Destination flexibility in LNG contracting is now routine, Eisbrenner says. “Only the first [LNG contract] that I entered into back in 1999-2000 did not include destination flexibility. I think it’s recognized industry practice at this point.”

And work is just getting under way to streamline the practice. The Association of International Petroleum Negotiators (AIPN) has formed a committee to look at developing a master sales agreement for spot sales, which would include provisions for destination flexibility. To date, two preliminary meetings have been held, says Pat Allison, a partner with Houston law firm Allison & Shoemaker and vice-president of education for AIPN.

“The trend is dramatically toward more flexibility, not less, and the key question is who gets to use the flexibility and at what price,” says Steven Miles, a partner with law firm Baker & Botts and co-chair of the AIPN LNG master sales agreement committee. “Buyers and sellers are increasingly sophisticated and recognize that there is significant profitability in the ability to arbitrage cargoes. The debate today in sales and purchase agreements isn’t over whether there should be destination flexibility. The debate is over who gets to control it and therefore realize the value of that flexibility and at what price does control and flexibility come.”

Looking at historical data, Europe and the UK are generally more attractive markets for LNG during the winter months, while in the summer the U.S. offers more appealing prices, Miles says. “The U.S. gas price is cyclical seasonally, but not as cyclical seasonally as the UK… that’s historical data.”And back in the United States, unconventional gas resources — coalbed methane, shales and tight sands — are having a renaissance and are now drawing the attention of some major producers. Catherine Elder, senior director and head of the fuels practice at RW Beck, maintains that LNG comes to the U.S. not because the country “needs” it but because gas production economics are more favorable elsewhere in the world (see NGI, Dec. 5).

If/when domestic production from unconventional sources ramps up in a few years, could it make LNG less economic? Perhaps. John M. Hopper, president of Falcon Gas Storage in Houston, remembers a recent press report that said domestic producers would have difficulty competing with LNG once importation ramps up because the marginal cost of LNG is lower than the marginal cost of domestic supply. “I’m thinking, now wait a minute. If I go out and drill a thousand Barnett Shale wells in a $10-to-$15 price environment and get payback in a year, so what if the price a year later goes to five bucks, I’m just clipping coupons.
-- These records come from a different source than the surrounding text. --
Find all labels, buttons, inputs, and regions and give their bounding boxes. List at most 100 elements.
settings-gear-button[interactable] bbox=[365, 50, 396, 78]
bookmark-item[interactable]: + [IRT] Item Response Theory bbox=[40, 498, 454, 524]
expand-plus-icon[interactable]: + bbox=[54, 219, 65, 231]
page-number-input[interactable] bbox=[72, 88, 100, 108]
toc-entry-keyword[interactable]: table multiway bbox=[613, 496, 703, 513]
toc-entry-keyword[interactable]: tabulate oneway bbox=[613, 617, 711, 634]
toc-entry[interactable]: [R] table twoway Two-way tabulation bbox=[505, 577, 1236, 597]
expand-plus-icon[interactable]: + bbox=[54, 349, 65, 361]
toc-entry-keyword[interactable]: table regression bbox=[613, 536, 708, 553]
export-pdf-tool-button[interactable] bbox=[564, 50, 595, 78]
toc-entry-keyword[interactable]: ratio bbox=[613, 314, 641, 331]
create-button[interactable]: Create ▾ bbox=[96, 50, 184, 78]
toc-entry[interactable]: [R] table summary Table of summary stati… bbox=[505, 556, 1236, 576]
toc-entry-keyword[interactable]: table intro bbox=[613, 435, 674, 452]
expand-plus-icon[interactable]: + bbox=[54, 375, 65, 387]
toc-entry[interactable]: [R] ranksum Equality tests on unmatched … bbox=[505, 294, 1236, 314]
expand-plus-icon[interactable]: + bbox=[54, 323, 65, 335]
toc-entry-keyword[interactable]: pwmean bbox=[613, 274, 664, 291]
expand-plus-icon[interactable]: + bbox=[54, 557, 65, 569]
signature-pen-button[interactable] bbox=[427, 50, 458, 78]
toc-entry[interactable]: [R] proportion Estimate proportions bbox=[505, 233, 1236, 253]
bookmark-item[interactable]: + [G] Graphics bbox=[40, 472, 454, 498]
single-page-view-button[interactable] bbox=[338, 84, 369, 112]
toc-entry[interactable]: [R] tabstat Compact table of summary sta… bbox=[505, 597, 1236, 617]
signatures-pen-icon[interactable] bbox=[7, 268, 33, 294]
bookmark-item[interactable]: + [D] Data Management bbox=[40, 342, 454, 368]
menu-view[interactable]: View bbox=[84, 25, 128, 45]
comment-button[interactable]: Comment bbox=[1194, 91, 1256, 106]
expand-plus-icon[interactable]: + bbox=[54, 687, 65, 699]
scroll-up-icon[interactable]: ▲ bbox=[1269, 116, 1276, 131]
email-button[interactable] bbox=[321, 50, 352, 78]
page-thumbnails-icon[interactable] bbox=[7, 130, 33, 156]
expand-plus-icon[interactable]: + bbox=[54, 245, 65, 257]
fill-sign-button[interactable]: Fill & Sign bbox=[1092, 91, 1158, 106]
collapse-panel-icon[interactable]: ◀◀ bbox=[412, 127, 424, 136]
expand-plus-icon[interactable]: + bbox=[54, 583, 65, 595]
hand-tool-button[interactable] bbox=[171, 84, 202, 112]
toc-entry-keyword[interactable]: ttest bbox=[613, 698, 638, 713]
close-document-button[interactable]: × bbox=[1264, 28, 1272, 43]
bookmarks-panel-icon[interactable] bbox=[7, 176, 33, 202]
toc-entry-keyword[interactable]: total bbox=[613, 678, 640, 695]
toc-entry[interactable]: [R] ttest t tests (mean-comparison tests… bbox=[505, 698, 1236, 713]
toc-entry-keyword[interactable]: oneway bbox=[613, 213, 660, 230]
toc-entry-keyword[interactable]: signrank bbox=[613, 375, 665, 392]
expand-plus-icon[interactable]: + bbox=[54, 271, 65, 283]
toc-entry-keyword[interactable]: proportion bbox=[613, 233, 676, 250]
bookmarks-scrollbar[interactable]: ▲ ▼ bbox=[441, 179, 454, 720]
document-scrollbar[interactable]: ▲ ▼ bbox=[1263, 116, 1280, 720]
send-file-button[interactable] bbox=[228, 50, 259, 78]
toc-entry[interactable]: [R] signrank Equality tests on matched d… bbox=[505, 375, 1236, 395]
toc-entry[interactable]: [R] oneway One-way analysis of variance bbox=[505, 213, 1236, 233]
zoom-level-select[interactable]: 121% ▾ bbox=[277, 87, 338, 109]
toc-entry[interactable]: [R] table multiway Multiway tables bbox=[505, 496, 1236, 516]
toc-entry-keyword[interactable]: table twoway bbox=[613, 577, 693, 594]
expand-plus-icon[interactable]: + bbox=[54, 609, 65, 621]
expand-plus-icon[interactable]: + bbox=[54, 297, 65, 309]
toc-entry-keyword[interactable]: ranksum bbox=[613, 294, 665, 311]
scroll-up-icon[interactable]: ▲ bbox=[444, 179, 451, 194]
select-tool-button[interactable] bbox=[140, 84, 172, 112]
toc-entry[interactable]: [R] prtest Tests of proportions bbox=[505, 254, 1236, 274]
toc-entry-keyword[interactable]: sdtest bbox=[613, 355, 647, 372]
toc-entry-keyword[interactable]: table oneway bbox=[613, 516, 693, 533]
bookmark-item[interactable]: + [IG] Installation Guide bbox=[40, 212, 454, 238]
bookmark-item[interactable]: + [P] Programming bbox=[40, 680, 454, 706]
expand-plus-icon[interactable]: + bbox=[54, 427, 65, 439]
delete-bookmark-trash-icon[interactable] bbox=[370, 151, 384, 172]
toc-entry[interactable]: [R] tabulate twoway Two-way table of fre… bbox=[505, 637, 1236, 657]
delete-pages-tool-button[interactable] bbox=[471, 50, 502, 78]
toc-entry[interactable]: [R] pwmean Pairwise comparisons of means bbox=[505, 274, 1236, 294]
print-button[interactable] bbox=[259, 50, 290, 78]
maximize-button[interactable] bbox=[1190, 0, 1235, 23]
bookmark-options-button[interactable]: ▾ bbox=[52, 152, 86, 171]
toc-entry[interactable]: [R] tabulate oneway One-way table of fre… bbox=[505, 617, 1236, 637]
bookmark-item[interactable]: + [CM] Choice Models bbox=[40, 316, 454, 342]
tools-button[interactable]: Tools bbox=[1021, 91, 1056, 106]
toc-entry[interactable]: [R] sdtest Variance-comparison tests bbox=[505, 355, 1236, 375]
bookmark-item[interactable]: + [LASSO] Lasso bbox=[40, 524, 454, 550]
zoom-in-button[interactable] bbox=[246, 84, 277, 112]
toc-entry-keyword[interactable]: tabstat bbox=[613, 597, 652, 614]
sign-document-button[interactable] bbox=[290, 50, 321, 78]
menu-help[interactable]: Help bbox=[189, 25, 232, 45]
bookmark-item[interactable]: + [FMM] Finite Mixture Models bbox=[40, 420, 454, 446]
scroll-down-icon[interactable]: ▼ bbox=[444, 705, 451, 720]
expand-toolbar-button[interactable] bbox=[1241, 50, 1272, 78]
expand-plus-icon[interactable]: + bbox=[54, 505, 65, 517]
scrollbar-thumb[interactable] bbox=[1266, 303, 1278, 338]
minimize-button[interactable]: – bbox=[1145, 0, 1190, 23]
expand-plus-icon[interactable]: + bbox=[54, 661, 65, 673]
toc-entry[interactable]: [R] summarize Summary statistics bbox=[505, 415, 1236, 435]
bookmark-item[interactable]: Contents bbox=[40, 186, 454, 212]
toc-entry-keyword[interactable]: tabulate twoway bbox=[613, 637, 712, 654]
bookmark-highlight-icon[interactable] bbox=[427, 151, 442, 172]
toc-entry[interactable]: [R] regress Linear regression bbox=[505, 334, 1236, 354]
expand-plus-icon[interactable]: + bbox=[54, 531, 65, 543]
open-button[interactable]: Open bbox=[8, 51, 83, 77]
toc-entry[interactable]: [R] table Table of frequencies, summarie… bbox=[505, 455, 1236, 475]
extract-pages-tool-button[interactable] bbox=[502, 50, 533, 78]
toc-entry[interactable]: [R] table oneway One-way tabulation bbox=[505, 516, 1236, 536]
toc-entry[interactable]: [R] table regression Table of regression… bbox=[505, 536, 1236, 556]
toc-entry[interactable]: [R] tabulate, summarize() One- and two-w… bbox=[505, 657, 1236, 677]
And the marginal cost of operating those wells is not very high. So I don’t know if I buy that or not.

“Growing capex on domestic E&P now may attenuate LNG demand in a few years. But then again, if LNG doesn’t get to the States as fast as some are counting on, demand destruction on the power side could take some of the bloom off the U.S. gas market rose. “I’m a little concerned that we may be over-hyping LNG. At the same time, we clearly are going to have to import significant amounts of LNG,” says Bickle. “I think there will be six to eight LNG terminals on the Gulf Coast under construction between now and 2010. I think they’ll be a year or two later than most people are thinking. One of my concerns is that the timing on LNG is such that we may get a lot of demand destruction, particularly in the electricity sector.” He speculates that significant gas demand destruction could come from combined-cycle gas generators switching to integrated coal gasification. “Once they do that, they’re not going to go back to gas.”